SR (+)/PT (+), [ogon (+)/hange (+)]: Kampo formulas that contain both Scutellariae Radix and Pinelliae Tuber.

SR (−)/PT (+), [ogon (−)/hange (+)]: Kampo formulas that contain Pinelliae Tuber, but not Scutellariae Radix.

p: presence of liver injury listed as an adverse event in the package insert.

n: liver injury not listed as an adverse event in the package insert.

*saikoseikanto contains all the constituent crude drugs of orengedokuto and unseiin; therefore, liver injury may occur.

#saikanto contains all the constituent crude drugs of shosaikoto; therefore, liver injury may occur.

$daisaikotokyodaio contains the constituent crude drugs of daisaikoto, excluding Rhei Rhizoma (daio); since there is no possibility that Rhei Rhizoma is a causal drug, liver injury may occur.

Adverse drug events induced by Kampo medicines include those caused by overdose, (e.g. pseudoaldosteronism caused by Glycyrrhizae Radix), sympathomimetic effects [caused by Ephedrae Herba (mao)], aconitine intoxication [caused by Aconiti Radix (bushi)], and diarrhea [caused by Rhei Rhizoma (daio)]. In addition, mesenteric phlebosclerosis is believed to be caused by the long-term use of Gardeniae Fructus (sanshishi) and its accumulation in the body (26).
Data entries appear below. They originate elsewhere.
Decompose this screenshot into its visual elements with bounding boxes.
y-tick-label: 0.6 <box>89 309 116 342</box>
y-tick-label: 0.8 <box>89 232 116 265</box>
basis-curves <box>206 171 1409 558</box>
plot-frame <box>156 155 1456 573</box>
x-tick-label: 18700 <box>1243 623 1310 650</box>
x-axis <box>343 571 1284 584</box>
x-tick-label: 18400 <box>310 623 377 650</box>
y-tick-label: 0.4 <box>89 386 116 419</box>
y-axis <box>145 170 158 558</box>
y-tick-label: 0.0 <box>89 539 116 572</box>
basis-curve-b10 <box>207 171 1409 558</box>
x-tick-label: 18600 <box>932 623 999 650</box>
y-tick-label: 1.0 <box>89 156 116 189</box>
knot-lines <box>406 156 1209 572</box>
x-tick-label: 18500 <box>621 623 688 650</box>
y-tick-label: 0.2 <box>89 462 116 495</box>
Conversely, Kampo medicine-induced liver injury and interstitial pneumonia are believed to be caused by immunological reactions (i.e. allergies), which are difficult to predict.

Scutellariae Radix is the most common causal crude drug of Kampo medicine-induced liver injury and interstitial pneumonia; therefore, it is necessary to pay close attention when prescribing Kampo formulas containing this drug. Furthermore, in cases where liver injury (as well as interstitial pneumonia) caused by a Kampo medicine has occurred or was suspected in the past, patient guidance is particularly important.

The authors state that they have no Conflict of Interest (COI).